BERLIN apn | Mehrere Bundesministerien sind offenbar unwillig, den Sparvorgaben von Finanzminister Wolfgang Schäuble für den Haushalt 2011 zu folgen. Vor allem Wirtschafts- und Justizministerium, aber auch die Ressorts für Verkehr, Soziales und Umwelt stellen sich nach Informationen der Süddeutschen Zeitung quer. "Manche Minister wollen offenkundig von dem, was sie bei der Sparklausur im Juni selbst beschlossen haben, nichts mehr wissen", zitierte sie Regierungskreise.
Schäuble zeigte sich bei einer Sitzung des CDU-Präsidiums massiv verärgert über das Verhalten der Kabinettskollegen. Nach Angaben von Sitzungsteilnehmern forderte er alle Beteiligten auf, Disziplin zu wahren und die getroffenen Absprachen umzusetzen. Nach dem bisherigen Fahrplan der Regierung sollen sämtliche Sparvorhaben bis Ende August in Gesetzentwürfe gegossen und vom Bundeskabinett verabschiedet werden.
Hauptquertreiber ist den Angaben zufolge Wirtschaftsminister Rainer Brüderle (FDP), dessen Unterhändler sich vor allem gegen den Abbau von Vergünstigungen bei der Ökosteuer wehren. Sie argumentieren, dass bei einer Umsetzung der Beschlüsse Firmen mit hohem Stromverbrauch bis zu zehn Mal mehr Ökosteuer zahlen müssten als bisher. Das Finanzministerium bestreitet das nicht, verweist aber darauf, dass die betroffenen Betriebe derzeit oft nur Kleinstbeträge an den Fiskus überweisen müssten.
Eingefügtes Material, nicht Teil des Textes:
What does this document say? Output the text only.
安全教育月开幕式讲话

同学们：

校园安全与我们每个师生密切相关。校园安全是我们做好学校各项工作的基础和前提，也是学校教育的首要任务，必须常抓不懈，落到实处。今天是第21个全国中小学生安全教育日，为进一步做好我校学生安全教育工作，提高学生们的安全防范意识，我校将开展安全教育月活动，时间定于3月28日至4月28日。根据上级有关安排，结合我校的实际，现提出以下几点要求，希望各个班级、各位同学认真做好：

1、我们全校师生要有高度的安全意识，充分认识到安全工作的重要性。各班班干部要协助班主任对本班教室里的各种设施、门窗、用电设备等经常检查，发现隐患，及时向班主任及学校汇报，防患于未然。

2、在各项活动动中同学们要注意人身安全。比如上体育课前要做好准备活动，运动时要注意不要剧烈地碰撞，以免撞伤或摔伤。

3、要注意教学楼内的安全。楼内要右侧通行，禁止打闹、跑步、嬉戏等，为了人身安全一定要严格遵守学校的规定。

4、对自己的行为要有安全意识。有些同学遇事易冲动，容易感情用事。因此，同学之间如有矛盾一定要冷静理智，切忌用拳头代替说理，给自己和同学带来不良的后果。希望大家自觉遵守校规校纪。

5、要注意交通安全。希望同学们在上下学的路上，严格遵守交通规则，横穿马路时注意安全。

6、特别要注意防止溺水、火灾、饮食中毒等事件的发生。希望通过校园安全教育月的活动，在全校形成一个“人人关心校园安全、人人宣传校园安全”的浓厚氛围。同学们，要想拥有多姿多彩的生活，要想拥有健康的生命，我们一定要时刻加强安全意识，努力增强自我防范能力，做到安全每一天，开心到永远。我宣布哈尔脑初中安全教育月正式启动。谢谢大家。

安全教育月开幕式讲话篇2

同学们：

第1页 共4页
"Wenn ein Unternehmen mit einem Milliardenumsatz künftig drei Millionen statt 300.000 Euro Ökosteuer zahlen muss, reicht dafür immer noch die Portokasse aus", hieß es. Manchen Betrieben wird derzeit 97 Prozent der Ökosteuerschuld erlassen. Künftig sollen es teilweise immer noch mehr als 80 Prozent sein. Der Bundeshaushalt würde 2011 durch die Kürzungen um eine Milliarde Euro entlastet.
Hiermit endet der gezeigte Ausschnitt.